Is it really possible that fragile X could be passed down from Cosima’s generation to Talie’s without showing up more often than it did?

Yes. Fragile X can be passed silently down through generations in a family before a child is affected by the syndrome. Essentially, there is a variable factor in the DNA of a fragile X carrier that typically increases with successive generations, increasing the risk that a carrier will produce an affected child. Occasionally, though, the factor (and risk) decreases, only to begin increasing again in a later generation.

It also depends on whether the carrier is male or female.

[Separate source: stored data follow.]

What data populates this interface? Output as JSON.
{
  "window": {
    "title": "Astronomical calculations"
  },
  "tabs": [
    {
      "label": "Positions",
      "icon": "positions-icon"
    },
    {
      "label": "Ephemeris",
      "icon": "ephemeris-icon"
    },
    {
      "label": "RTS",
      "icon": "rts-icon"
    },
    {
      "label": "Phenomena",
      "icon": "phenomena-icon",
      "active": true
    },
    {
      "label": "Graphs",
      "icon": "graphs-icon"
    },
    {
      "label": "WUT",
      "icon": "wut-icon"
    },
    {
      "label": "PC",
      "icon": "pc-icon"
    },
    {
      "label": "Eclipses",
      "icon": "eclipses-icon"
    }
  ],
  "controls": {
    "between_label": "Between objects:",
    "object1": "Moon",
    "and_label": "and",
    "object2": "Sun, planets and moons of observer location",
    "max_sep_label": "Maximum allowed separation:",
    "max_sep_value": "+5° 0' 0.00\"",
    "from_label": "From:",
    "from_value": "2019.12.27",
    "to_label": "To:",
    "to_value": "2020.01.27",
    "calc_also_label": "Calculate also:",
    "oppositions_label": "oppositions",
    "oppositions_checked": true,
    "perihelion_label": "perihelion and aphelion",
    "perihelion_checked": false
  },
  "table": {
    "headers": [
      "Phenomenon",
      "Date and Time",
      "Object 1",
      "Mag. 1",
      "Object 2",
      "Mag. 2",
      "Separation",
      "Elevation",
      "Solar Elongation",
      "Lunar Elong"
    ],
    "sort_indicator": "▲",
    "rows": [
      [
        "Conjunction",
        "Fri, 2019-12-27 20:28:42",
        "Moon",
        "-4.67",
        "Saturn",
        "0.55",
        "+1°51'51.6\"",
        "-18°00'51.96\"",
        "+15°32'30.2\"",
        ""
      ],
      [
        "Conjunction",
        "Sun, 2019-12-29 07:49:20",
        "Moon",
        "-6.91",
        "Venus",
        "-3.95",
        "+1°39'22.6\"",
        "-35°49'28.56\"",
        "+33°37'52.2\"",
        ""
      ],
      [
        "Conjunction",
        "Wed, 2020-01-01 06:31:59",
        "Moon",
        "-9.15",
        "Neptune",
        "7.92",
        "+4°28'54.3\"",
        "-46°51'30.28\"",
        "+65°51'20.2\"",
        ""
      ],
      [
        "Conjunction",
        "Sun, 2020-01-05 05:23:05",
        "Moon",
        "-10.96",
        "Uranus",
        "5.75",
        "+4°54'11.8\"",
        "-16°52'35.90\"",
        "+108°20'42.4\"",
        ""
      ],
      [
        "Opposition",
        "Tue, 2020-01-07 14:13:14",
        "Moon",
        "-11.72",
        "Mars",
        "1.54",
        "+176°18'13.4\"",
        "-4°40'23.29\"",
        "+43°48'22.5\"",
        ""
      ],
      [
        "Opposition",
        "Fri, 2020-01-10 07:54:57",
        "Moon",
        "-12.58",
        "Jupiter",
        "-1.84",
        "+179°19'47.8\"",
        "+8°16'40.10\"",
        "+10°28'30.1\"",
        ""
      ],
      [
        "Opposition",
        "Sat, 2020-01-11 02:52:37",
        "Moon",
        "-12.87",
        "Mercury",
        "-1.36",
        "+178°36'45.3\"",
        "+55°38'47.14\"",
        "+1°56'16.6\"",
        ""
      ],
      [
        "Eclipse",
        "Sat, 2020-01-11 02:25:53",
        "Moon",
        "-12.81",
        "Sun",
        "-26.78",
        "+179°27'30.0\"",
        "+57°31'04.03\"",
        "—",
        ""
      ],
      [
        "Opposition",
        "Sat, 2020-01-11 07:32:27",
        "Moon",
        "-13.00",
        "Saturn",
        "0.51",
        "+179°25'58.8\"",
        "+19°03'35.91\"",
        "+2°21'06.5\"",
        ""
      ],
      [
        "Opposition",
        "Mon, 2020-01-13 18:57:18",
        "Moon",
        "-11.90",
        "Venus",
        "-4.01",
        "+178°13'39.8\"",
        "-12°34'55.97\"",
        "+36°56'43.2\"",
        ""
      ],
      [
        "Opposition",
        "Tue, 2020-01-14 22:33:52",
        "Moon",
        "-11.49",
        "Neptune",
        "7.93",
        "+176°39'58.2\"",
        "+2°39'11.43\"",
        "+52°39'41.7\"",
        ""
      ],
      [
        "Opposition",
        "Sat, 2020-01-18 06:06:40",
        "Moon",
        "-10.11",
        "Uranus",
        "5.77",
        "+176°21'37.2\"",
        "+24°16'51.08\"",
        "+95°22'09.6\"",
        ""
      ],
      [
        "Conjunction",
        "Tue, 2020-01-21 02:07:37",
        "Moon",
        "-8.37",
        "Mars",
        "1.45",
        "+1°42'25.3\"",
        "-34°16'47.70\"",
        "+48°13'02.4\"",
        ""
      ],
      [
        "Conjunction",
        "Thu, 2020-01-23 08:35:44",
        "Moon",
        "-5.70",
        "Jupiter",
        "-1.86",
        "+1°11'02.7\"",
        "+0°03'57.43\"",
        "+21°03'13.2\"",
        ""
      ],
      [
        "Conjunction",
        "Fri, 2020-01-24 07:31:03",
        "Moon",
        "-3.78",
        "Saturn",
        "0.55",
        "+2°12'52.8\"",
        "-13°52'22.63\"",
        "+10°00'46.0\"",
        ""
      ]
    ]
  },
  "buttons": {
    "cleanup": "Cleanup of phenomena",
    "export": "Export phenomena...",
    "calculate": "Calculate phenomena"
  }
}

As Talie learned, every child born to a female carrier has a fifty-fifty chance of receiving the affected gene. (The children who receive the fragile X gene might be cognitively affected or might simply be unaffected carriers.) A male carrier, like Cosima’s son Kipp, who is himself unaffected by the gene will pass on carrier status to all of his daughters. His sons will be free of the disorder altogether. It’s never been documented that a father can produce a child who is a full mutation (that is, severely affected). Therefore, any children Cosima’s carrier son (Kipp) would have had would have been cognitively unaffected. It could conceivably have taken another two or three generations for the mutation to show up again, and that is what is portrayed in The Oak Leaves: It affected Ellen Dana Grayson, then disappeared until Ben was diagnosed.